Hooray for Books is a fantastic store filled with books and more for children of all ages, from little tinies to teenagers.
I had an incredibly easy time finding favorite classics and popular new titles in several different genres. The staff are kind and knowledgeable, and they wrap holiday gifts for free!
While the store doesn't have a separate multicultural section, I did notice several excellent books by and about people of color:
Sharon Flake's new novel
A picture book by Arun Gandhi, political activist and Mahatma Gandhi's grandson
Roll of Thunder, Hear My Cry and One Crazy Summer
Scorpions by the incomparable Walter Dean Myers
One of my favorites! Read it!
I've never seen so many diverse titles prominently displayed in a bookstore before. How wonderful that, instead of segregating the multicultural titles into their own section, the staff not only put all of the books together but also took the time to emphasize great works by authors and illustrators from different backgrounds. This setup shows customers that diverse books are important and deserve to be included alongside popular books by White authors -- and it publicizes titles that customers might not know about otherwise.
The only disappointing feature at Hooray for Books is their bilingual and Latin@ book selection. After searching the shelves, the only Latin@ books I could find were Pat Mora's Tomás and the Library Lady and Yuyi Morales' Niño Wrestles the World. Meanwhile, the bilingual and Spanish-language books consisted of some board books for babies and a few translations of popular English-language picture books.
I understand that stocking bilingual and/or Latin@ titles can be somewhat risky for booksellers, especially those who own independent stores -- they need to meet customers' demands and provide books that will sell well in order to make a living. Unfortunately, I assume there's not much demand for bilingual/Latin@ books from the people who typically shop at indie bookstores (White, middle-class, monolingual English speakers) unless their children are enrolled in a dual language school, so booksellers don't want to waste money stocking books that won't sell. That's too bad, but it makes sense.

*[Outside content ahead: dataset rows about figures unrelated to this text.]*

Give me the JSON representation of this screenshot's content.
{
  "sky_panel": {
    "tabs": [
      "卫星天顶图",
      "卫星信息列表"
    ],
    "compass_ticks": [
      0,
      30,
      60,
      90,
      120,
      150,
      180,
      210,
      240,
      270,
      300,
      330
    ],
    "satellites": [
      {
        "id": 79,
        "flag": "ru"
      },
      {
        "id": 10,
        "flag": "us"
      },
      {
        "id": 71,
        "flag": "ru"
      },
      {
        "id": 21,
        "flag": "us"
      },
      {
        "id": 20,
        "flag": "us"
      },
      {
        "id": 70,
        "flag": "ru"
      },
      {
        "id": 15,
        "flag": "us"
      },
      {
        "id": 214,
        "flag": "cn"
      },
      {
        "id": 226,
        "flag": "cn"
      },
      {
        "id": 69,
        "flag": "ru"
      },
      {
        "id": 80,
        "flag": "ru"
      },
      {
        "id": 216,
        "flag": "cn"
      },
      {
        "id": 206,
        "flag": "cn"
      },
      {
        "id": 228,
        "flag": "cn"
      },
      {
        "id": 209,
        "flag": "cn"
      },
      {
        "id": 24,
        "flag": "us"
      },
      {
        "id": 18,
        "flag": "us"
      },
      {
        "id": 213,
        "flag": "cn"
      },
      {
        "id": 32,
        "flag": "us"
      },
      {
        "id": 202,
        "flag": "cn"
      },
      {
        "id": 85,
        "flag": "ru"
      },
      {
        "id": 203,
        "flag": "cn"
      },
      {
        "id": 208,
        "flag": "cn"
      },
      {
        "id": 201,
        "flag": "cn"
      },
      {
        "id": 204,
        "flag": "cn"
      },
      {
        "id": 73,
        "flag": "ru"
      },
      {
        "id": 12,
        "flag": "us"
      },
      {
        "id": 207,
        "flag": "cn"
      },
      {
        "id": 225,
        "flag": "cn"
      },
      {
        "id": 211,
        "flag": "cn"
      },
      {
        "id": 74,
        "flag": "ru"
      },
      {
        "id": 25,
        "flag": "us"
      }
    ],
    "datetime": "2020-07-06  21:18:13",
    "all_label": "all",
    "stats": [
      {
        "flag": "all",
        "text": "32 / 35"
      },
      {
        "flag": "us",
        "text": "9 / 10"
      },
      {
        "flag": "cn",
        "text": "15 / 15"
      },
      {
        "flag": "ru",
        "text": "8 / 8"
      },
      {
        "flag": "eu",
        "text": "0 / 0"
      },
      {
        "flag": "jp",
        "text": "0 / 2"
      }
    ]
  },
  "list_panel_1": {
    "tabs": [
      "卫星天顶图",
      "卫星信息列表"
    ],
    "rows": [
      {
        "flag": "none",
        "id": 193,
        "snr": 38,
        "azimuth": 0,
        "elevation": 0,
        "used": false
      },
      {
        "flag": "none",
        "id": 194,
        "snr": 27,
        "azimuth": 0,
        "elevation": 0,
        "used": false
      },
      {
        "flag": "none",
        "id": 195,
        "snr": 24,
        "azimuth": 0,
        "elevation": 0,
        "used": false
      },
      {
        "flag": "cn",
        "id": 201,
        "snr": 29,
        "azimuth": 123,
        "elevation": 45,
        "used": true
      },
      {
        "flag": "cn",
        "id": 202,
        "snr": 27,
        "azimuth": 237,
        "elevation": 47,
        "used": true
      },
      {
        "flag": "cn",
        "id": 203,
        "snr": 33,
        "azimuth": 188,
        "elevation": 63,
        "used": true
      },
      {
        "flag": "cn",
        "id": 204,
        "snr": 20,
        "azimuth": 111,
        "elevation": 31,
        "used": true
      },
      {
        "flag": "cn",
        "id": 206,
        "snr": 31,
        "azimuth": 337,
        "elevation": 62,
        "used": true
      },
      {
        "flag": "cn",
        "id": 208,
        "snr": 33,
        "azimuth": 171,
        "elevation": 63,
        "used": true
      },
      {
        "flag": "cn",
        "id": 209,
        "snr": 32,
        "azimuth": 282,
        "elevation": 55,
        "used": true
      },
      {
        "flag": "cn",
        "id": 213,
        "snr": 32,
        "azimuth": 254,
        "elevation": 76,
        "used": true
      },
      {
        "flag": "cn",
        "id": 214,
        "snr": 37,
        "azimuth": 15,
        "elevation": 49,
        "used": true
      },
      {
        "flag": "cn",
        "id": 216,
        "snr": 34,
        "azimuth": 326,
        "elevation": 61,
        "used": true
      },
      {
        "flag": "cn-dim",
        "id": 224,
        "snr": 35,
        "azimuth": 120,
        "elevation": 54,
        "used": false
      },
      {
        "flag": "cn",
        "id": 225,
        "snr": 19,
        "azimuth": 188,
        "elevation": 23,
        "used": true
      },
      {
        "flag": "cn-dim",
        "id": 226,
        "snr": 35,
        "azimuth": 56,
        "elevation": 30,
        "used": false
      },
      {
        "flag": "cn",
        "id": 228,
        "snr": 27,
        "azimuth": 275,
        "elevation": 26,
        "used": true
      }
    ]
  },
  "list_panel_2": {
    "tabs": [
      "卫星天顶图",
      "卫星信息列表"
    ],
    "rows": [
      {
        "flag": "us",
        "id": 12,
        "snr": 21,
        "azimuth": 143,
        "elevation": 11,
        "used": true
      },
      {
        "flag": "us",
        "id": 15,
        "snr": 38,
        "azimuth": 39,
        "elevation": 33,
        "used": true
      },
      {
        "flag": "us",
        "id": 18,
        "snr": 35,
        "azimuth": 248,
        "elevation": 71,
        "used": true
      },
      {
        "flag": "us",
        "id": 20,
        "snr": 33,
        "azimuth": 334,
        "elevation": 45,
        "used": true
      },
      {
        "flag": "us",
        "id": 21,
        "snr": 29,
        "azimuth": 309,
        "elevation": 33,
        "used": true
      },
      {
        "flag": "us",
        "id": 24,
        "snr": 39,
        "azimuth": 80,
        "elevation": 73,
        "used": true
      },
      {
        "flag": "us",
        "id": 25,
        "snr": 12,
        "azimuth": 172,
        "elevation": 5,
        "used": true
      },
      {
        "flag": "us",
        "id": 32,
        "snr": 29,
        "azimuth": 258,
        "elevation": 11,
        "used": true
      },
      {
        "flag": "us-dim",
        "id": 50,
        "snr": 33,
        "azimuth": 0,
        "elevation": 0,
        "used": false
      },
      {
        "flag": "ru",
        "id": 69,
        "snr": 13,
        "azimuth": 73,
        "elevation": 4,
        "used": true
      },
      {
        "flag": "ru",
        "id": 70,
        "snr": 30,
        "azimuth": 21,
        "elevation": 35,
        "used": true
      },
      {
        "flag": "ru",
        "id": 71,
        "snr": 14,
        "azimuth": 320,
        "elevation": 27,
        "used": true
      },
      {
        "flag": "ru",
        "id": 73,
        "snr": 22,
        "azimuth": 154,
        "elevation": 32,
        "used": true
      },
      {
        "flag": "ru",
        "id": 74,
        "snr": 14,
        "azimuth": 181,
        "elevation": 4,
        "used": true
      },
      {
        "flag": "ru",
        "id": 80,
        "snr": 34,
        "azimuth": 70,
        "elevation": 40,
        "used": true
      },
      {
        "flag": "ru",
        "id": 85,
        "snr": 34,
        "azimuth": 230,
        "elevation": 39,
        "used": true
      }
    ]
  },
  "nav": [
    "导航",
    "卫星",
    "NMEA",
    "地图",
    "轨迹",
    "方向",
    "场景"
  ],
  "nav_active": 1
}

My experience in this shop makes me wonder what indie bookstores can do to draw customers' attention to bilingual and Latin@ books and create more demand for the wonderful, diverse titles out there. I imagine that displaying these types of books more prominently (like they did with several works by African-American authors) would help. Or maybe booksellers can set up special displays that endorse winners of different book awards, like the Pura Belpré Award, the Américas Award, or the many other literary prizes that celebrate various cultural groups. Here's an article describing more successful strategies that independent booksellers can use to promote diversity on their shelves. It can be done!
So yes, go to Hooray for Books if you visit or live in the DC area -- it's a great place with an obvious commitment to multicultural children's literature. But when you drop in, let them know that you'd like to see more diverse titles. Let's create even more demand!